O presidente chinês, Xi Jinping, disse este mês ao primeiro-ministro húngaro, Viktor Orban, que as potências mundial tinham que ajudar a Rússia e a Ucrânia a reiniciarem as negociações.
A China também publicou um documento no ano passado em que pedia uma "solução política" para o conflito, mas que recebeu críticas ocidentais por permitir que a Rússia mantivesse parte do território ucraniano invadido.

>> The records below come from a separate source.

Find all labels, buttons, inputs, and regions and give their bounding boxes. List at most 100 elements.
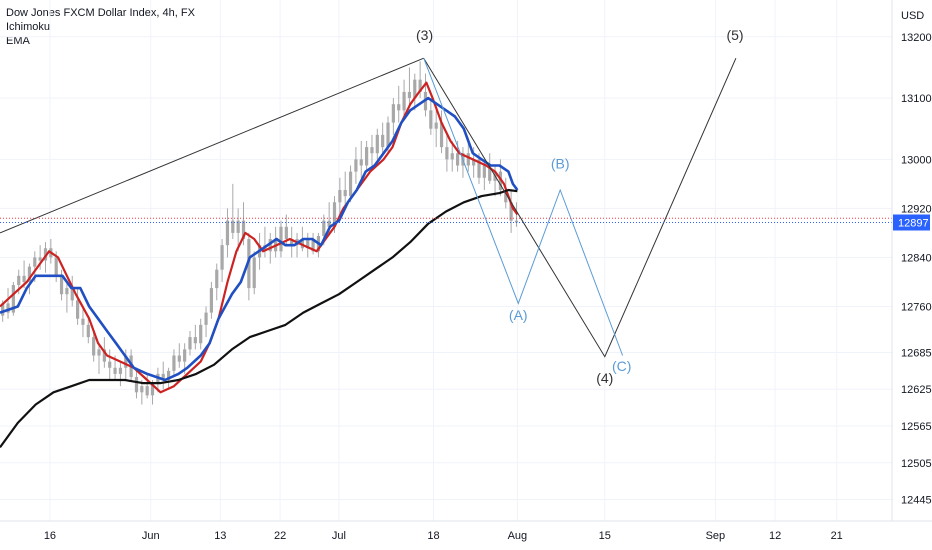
candle-body (92, 337, 96, 356)
candle-body (327, 220, 331, 227)
candle-body (402, 91, 406, 111)
y-tick-label: 12505 (901, 458, 932, 470)
candle-body (215, 269, 219, 289)
candle-body (193, 337, 197, 344)
candle-body (27, 266, 32, 282)
candle-body (134, 376, 139, 393)
candle-body (225, 220, 230, 246)
wave-lines (0, 57, 737, 358)
candle-body (113, 367, 117, 374)
candle-body (466, 153, 470, 166)
candle-body (482, 165, 486, 178)
wave-label: (4) (596, 370, 613, 386)
candle-body (306, 239, 310, 249)
candle-body (188, 337, 192, 350)
candle-body (209, 288, 214, 313)
price-axis[interactable]: 13200 13100 13000 12920 12840 12760 12685 12625… (901, 32, 932, 507)
candle-body (33, 257, 37, 267)
x-tick-label: 21 (831, 530, 843, 542)
candle-body (488, 165, 492, 181)
candle-body (348, 171, 353, 197)
candle-body (354, 159, 358, 172)
candle-body (54, 257, 58, 276)
price-lines (0, 217, 892, 223)
candle-body (161, 373, 165, 381)
indicator-ichimoku[interactable]: Ichimoku (6, 21, 51, 33)
indicator-line (0, 96, 519, 382)
candle-body (445, 147, 449, 160)
x-tick-label: Sep (706, 530, 726, 542)
candle-body (231, 220, 235, 233)
wave-labels: (3) (5) (B) (A) (4)(C) (416, 27, 744, 386)
y-tick-label: 12625 (901, 384, 932, 396)
chart-legend: Dow Jones FXCM Dollar Index, 4h, FX Ichi… (6, 6, 195, 48)
candle-body (509, 202, 513, 221)
candle-body (370, 147, 374, 154)
y-tick-label: 13100 (901, 93, 932, 105)
candle-body (1, 303, 5, 316)
candle-body (359, 159, 363, 166)
candle-body (375, 134, 379, 154)
indicator-lines (0, 81, 519, 449)
candle-body (17, 275, 21, 286)
indicator-ema[interactable]: EMA (6, 35, 30, 47)
x-tick-label: 15 (599, 530, 611, 542)
candle-body (150, 383, 155, 396)
x-tick-label: 22 (274, 530, 286, 542)
candle-body (97, 349, 101, 356)
wave-label: (5) (726, 27, 743, 43)
y-tick-label: 13000 (901, 154, 932, 166)
candle-body (241, 220, 246, 240)
candle-body (102, 349, 106, 362)
wave-line (423, 57, 737, 358)
candle-body (268, 239, 272, 252)
candle-body (434, 122, 438, 129)
candle-body (504, 190, 508, 203)
candle-body (381, 134, 385, 148)
candle-body (76, 300, 80, 319)
candle-body (365, 147, 369, 166)
candle-body (6, 303, 10, 313)
symbol-title[interactable]: Dow Jones FXCM Dollar Index, 4h, FX (6, 7, 195, 19)
x-tick-label: Jul (332, 530, 346, 542)
candle-body (477, 159, 481, 178)
candle-body (338, 190, 342, 203)
candle-body (220, 245, 224, 270)
candle-body (343, 190, 347, 197)
candle-body (204, 312, 208, 325)
candle-body (290, 239, 294, 246)
candle-body (236, 220, 240, 233)
candlesticks (1, 61, 519, 405)
candle-body (199, 324, 203, 344)
candle-body (177, 355, 181, 362)
wave-label: (C) (612, 358, 631, 374)
indicator-line (0, 81, 519, 394)
candle-body (407, 91, 412, 99)
candle-body (11, 285, 15, 313)
candle-body (455, 153, 460, 166)
candle-body (439, 122, 444, 148)
wave-line (423, 58, 624, 356)
candle-body (22, 275, 26, 282)
candle-body (86, 324, 90, 338)
candle-body (397, 104, 401, 111)
candle-body (81, 318, 85, 325)
candle-body (70, 288, 74, 301)
candle-body (514, 220, 519, 223)
candle-body (322, 220, 326, 236)
indicator-line (0, 188, 518, 449)
wave-label: (3) (416, 27, 433, 43)
candle-body (418, 79, 422, 92)
candle-body (108, 361, 112, 368)
candle-body (311, 239, 315, 252)
candle-body (140, 386, 144, 393)
grid (0, 0, 892, 521)
currency-label: USD (901, 10, 924, 22)
y-tick-label: 12920 (901, 203, 932, 215)
candle-body (166, 370, 171, 381)
time-axis[interactable]: 16 Jun 13 22 Jul 18 Aug 15 Sep 12 21 (44, 530, 843, 542)
candle-body (413, 79, 417, 99)
candle-body (145, 386, 149, 396)
candle-body (118, 367, 123, 374)
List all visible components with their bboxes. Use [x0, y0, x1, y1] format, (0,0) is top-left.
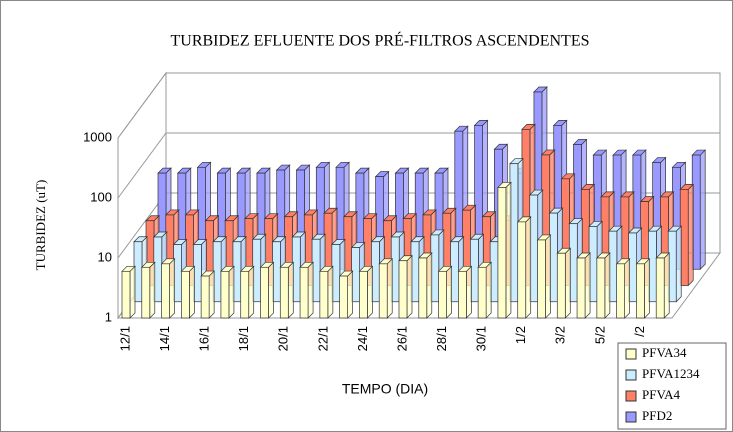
- y-tick-label: 100: [90, 189, 112, 204]
- bar-side: [169, 257, 175, 319]
- bar: [200, 275, 210, 319]
- bar-side: [149, 261, 156, 319]
- bar-side: [446, 265, 452, 319]
- bar: [299, 266, 309, 319]
- bar-side: [644, 257, 650, 319]
- bar-side: [466, 265, 472, 319]
- bar-side: [268, 261, 274, 319]
- bar-side: [189, 265, 195, 319]
- bar-side: [663, 252, 670, 319]
- bar: [121, 270, 131, 319]
- legend-label: PFVA34: [642, 345, 687, 360]
- bar: [161, 263, 170, 319]
- x-tick-label: 28/1: [434, 326, 449, 351]
- bar: [279, 266, 289, 319]
- bar-side: [406, 254, 413, 319]
- legend-swatch: [625, 411, 637, 423]
- bar-side: [505, 181, 512, 319]
- bar-side: [367, 265, 373, 319]
- bar-side: [584, 252, 591, 319]
- x-tick-label: 18/1: [236, 326, 251, 351]
- legend-swatch: [625, 369, 637, 381]
- bar-side: [675, 225, 682, 303]
- bar-side: [525, 216, 532, 319]
- bar-side: [545, 234, 551, 319]
- bar: [339, 275, 348, 319]
- bar: [537, 239, 546, 319]
- bar: [655, 257, 665, 319]
- x-tick-label: 3/2: [553, 326, 568, 344]
- bar-side: [687, 183, 694, 287]
- x-tick-label: 5/2: [592, 326, 607, 344]
- bar: [576, 257, 586, 319]
- y-axis-label: TURBIDEZ (uT): [33, 180, 48, 271]
- bar: [398, 260, 408, 319]
- x-tick-label: 26/1: [394, 326, 409, 351]
- x-tick-label: 1/2: [513, 326, 528, 344]
- grid-line: [117, 72, 720, 139]
- bar-side: [485, 261, 492, 319]
- y-tick-label: 1000: [83, 129, 112, 144]
- bar: [438, 270, 447, 319]
- x-tick-label: 20/1: [276, 326, 291, 351]
- bar-side: [426, 252, 433, 319]
- bar-side: [327, 265, 334, 319]
- chart-title: TURBIDEZ EFLUENTE DOS PRÉ-FILTROS ASCEND…: [171, 31, 590, 50]
- x-tick-label: 14/1: [157, 326, 172, 351]
- bar: [378, 263, 388, 319]
- y-tick-label: 10: [98, 249, 112, 264]
- bar: [556, 252, 566, 319]
- bar-side: [699, 149, 706, 271]
- bar: [240, 270, 250, 319]
- legend-label: PFVA4: [642, 387, 681, 402]
- bar-side: [347, 270, 353, 319]
- y-tick-label: 1: [105, 309, 112, 324]
- bar-side: [386, 257, 393, 319]
- bar: [497, 187, 507, 319]
- bar: [359, 270, 368, 319]
- bar: [517, 221, 527, 319]
- bar-side: [307, 261, 314, 319]
- bar: [418, 257, 428, 319]
- bar-side: [248, 265, 255, 319]
- legend-swatch: [625, 348, 637, 360]
- bar-side: [287, 261, 294, 319]
- bar: [181, 270, 190, 319]
- bar: [636, 263, 645, 319]
- bar-side: [624, 257, 630, 319]
- legend-label: PFD2: [642, 408, 672, 423]
- bar-side: [208, 270, 215, 319]
- legend-swatch: [625, 390, 637, 402]
- bar: [616, 263, 625, 319]
- bar-side: [129, 265, 136, 319]
- bar-side: [228, 265, 235, 319]
- x-tick-label: 24/1: [355, 326, 370, 351]
- x-tick-label: 30/1: [474, 326, 489, 351]
- x-tick-label: 16/1: [197, 326, 212, 351]
- bar: [141, 266, 151, 319]
- bar: [319, 270, 329, 319]
- bar: [458, 270, 467, 319]
- x-tick-label: 22/1: [315, 326, 330, 351]
- x-tick-label: 12/1: [117, 326, 132, 351]
- bar-side: [604, 252, 611, 319]
- bar: [260, 266, 269, 319]
- bar: [477, 266, 487, 319]
- x-axis-label: TEMPO (DIA): [342, 381, 428, 397]
- bar: [220, 270, 230, 319]
- bar: [596, 257, 606, 319]
- x-tick-label: /2: [632, 326, 647, 337]
- legend-label: PFVA1234: [642, 366, 700, 381]
- bar-side: [564, 247, 571, 319]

No entanto, o país asiático foi uma das ausências destacadas da cúpula de paz realizada no mês passado na Suíça, para a qual a Rússia sequer foi convidada.
Em sua mensagem desta terça, Kuleba destacou a necessidade de "evitar a concorrência entre planos de paz" e acrescentou que a China "deve contemplar as relações com nosso país através do prisma de suas relações estratégicas com a Europa".
Alexander Gabuev, diretor do Carnegie Russia Eurasia Center, acredita que Kiev usará esta semana para tentar “convencer a China a participar de uma segunda cúpula de paz”.
A China se tornou um apoio político e econômico crucial para uma Rússia que foi isolada pelo Ocidente desde o início da invasão.
Os EUA ameaçaram sancionar as instituições financeiras chinesas ligadas à máquina de guerra da Rússia, e tanto os EUA quanto a Europa acusaram Pequim de vender a Moscou componentes e equipamentos necessários para a produção de armas.
De acordo com Gabuev, Pequim pode aproveitar a visita de Kuleba para obter uma compensação em troca da participação na segunda cúpula de paz.
A China poderia “tentar tirar proveito do interesse ucraniano em uma segunda cúpula de paz (...) para se livrar das sanções” dos países ocidentais, disse ele.